There were way too many people for a dude ranch outing. Who were they? My curiosity was soon satisfied. This was the the Chief Joseph Trail Ride, sponsored by the Appaloosa Horse Club of Moscow, Idaho, as I was told by Ron Fowler, chief scout.
Since 1965, the club has covered 100 miles a year of the Nez Perces’ fighting retreat of 1877, an 1,300-mile journey from eastern Oregon to a point 40 miles from the Canadian border, north of the Bear Paw Mountains near Havre.
This year’s five-day leg of the journey runs from Clark, Wyo., to the Canyon Creek Battlefield Monument north of Laurel. Fowler said the group of riders numbers 130, with participants from four countries and 21 states. All are welcome, but riders must have a registered Appaloosa.
I caught up with them briefly, at the tail end of a short lunch break, so I didn’t have time to talk much, but I heard a few stories and got some photos, which you can see in the gallery above.
Among the riders was Rielly Leighton, a Nez Perce from Lapwai, Idaho, and a member of the Nez Perce Appaloosa Horse Club, headquartered in Lapwai.

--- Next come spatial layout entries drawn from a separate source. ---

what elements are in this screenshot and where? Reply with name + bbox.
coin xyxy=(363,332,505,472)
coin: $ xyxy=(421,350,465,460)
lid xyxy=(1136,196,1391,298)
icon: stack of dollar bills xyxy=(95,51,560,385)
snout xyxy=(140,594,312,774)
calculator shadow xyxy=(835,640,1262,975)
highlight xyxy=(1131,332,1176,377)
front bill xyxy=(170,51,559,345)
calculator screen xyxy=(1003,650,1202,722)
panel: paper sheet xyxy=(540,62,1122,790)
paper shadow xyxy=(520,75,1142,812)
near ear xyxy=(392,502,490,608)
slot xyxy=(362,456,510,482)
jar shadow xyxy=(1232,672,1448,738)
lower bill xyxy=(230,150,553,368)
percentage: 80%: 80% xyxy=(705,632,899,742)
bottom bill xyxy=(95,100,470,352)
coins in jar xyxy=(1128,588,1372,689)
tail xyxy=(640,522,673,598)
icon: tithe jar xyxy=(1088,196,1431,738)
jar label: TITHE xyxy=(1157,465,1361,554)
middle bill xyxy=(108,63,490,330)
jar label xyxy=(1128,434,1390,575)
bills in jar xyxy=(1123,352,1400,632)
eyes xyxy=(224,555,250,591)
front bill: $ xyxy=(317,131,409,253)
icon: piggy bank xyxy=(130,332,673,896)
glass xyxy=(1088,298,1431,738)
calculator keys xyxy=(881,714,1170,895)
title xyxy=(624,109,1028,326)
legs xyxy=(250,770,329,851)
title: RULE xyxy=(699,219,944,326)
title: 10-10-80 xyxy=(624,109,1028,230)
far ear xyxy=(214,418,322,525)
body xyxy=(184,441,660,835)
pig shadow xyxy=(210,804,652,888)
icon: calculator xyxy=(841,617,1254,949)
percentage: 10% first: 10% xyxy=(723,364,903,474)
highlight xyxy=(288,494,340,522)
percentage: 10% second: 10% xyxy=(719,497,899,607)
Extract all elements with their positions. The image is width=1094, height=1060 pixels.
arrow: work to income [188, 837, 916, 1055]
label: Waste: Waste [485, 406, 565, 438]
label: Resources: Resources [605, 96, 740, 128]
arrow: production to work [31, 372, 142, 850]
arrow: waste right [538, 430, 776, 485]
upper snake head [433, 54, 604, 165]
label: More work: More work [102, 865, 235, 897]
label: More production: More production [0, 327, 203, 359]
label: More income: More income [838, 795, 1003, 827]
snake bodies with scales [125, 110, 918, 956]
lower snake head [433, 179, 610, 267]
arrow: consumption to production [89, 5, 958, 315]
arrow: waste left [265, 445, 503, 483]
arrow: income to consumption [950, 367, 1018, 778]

Leighton said he has been on the trail for the past five summers, since the beginning of the current 13-year cycle, and hopes to keep going until reaching trail’s end. He said he heard a lot about the epic journey from his grandparents.
What attracted him to the trail ride was “pretty much the history of the ride,” he said, “and the chance, not to relive it, but appreciate it.”
The flight of the Nez Perce was precipitated by the U.S. government’s attempt to force the tribe to give up its ancestral lands in the Pacific Northwest and relocate to a reservation in Idaho. Several bands of Nez Perce, known as the “non-treaty Indians,” refused to go.
After a battle in June of 1877, a band of some 750 Nez Perce, many of them women, children and old people, began the trek, pursued by elements of the U.S. Army. Though greatly outnumbered, the Nez Perce continually outmaneuvered the Army and won several battles and skirmishes on their flight to Canada.
The best known of the Indian leaders was Chief Joseph, who delivered his famous “fight no more forever” speech at the surrender.